Like the poster says, five men and a girl on a mountain, add a plane crash, guns and money and you have a fun thriller.
The Looters (1955) is an interesting action film set in the Colorado Rockies, involving survivors of a plane crash, a box full of cash, two brave rescuers who find and help guide the survivors to safety, not only from the elements but also from each other, in a deadly battle over the money and the lovely Julie Adams.
The story begins as we meet Rory Calhoun of the Army mountain troops in his mountain cabin. He’s visited by an old Army buddy played by Ray Danton. “Buddy” might be too kind a word since Danton is creepy and arrogant; the way he reminds Calhoun how he saved his life in the war makes him sound more like a debt collector than an old friend. Danton says he needs a break from life and what better place to crash (uninvited) than Calhoun’s remote cabin. Calhoun and Danton go climbing the next day, an episode wherein we learn that Danton has a bit of a panicky, cowardly streak and Calhoun is heroic and unflappable under pressure.
Meanwhile, on the other side of the mountain, an airliner just happens to crash and the only survivors are the aforementioned Julie Adams as a pinup model who dreams of a normal life (and whose cover issue happens to be on the plane for everyone to ogle and pass around), Thomas Gomez, who pretends to be a wealthy stockbroker but only has shattered dreams and ones and fives in his wallet, and Frank Faylen as a Navy officer and decent guy (plus one dying man we hardly see except carried on a stretcher). There just happened to be a Treasury agent on board the plane carrying $250,000; Gomez finds that lockbox in the wreckage and concludes that his lucky day of surviving a plane crash has turned into a lottery win and a new start in life.
When Danton and Calhoun find the site, things get complicated as Danton grabs a gun, joins Gomez in a 50/50 split and holds the others hostage. They may have the weapons, but only Calhoun has the expertise to get them back down the mountain in one piece. The rest of the story has Calhoun and Danton trying to outsmart each other and either protect or attract Adams. Calhoun makes a great hero, cool and clever and not above some dirty tricks to get the upper hand. And Danton makes a great villain, slimy and conniving but smart enough to know his limits and to guess what Calhoun might try next. Poor Julie Adams is propositioned by Gomez too, but that one turns out to be more than a suddenly wealthy mature gentleman trying to entice the model; it’s the clue to a nice little O. Henry twist ending.

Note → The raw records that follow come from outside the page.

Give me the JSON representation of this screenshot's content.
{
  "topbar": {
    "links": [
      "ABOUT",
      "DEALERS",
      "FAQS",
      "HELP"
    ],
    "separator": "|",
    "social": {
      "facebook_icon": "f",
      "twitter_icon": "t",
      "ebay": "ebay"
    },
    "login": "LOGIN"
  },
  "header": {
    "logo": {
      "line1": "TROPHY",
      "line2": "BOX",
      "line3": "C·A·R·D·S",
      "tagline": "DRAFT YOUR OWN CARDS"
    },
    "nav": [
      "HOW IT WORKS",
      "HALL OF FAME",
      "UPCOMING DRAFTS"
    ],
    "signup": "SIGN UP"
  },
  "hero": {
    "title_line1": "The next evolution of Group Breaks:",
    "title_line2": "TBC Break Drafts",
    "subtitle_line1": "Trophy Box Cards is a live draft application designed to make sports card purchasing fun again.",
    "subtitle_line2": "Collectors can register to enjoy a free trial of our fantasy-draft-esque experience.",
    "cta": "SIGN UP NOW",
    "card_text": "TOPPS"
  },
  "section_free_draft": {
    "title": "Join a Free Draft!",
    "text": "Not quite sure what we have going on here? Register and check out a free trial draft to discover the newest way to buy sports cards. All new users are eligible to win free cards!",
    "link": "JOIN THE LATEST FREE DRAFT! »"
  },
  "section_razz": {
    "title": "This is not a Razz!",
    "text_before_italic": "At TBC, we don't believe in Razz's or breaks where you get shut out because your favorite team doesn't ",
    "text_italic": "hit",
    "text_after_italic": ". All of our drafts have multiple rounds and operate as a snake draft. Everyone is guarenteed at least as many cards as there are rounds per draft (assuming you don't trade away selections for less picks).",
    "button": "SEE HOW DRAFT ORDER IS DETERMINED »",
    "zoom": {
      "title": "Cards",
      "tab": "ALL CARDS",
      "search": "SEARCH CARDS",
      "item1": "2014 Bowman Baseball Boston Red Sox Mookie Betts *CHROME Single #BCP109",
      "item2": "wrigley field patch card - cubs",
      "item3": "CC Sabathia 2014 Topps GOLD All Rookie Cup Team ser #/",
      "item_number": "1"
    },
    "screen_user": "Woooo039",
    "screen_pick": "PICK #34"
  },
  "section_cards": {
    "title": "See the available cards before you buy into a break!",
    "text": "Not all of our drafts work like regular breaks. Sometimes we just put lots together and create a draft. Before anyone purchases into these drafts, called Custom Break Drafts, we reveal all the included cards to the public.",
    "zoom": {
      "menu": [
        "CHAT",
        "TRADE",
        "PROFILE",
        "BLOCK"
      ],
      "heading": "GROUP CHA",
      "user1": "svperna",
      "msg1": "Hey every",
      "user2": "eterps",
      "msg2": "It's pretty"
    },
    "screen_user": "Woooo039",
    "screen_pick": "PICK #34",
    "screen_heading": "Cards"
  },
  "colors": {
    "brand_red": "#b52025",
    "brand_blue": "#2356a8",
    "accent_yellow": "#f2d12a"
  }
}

There also just happens to be artillery practice going on in the area, and naturally that has to be suspended while the search for the crash site goes on; that’s another little detail you can put in your pocket till the plot comes asking for it. As you can see there’s a lot here that just happens to happen and some of these things strain credibility, but it really didn’t matter to me since there’s a lot of fun action and drama to make up for it. The version of The Looters that I saw on YouTube was poor but I had a great time watching what reminded me of an early version of Cliffhanger (1993). All the way through, the plot and pace kept the suspense almost as tight as a rope you could rappel down a mountainside with (clearly I don’t know the first thing about mountain climbing but you didn’t think I would resist the metaphors). Here and there the pace slows where it makes sense, to look after a dying man on a stretcher, to camp out for a night or to allow for some shady attempts at deal making or backstabbing.
Call me shallow but there are worse ways to spend movie time than staring at the gorgeous combo of Julie Adams, Rory Calhoun and Ray Danton. They not only make for some nice eye candy but their easy screen presence and the angsty interactions the script gives them smooths the way through any other problems. Adams might spend a night in a tent with Calhoun but this movie was where she met Danton; they married soon after and remained so until 1978. The ending is spectacular; first I shook my head at how contrived the timing of those climactic events was, but I can say that The Looters has one of the all time best villain deaths I’ve ever seen. This was the first big picture from actor-turned-director Abner Biberman, who went on to tons of TV work on shows like The Virginian and Gilligan’s Island. He just happened to do a fine job with this action movie, setting a bunch of interesting actors against each other in an exciting story and in some amazing scenery. Fun discovery and as memorable to me as that tune Danton whistles all the way through.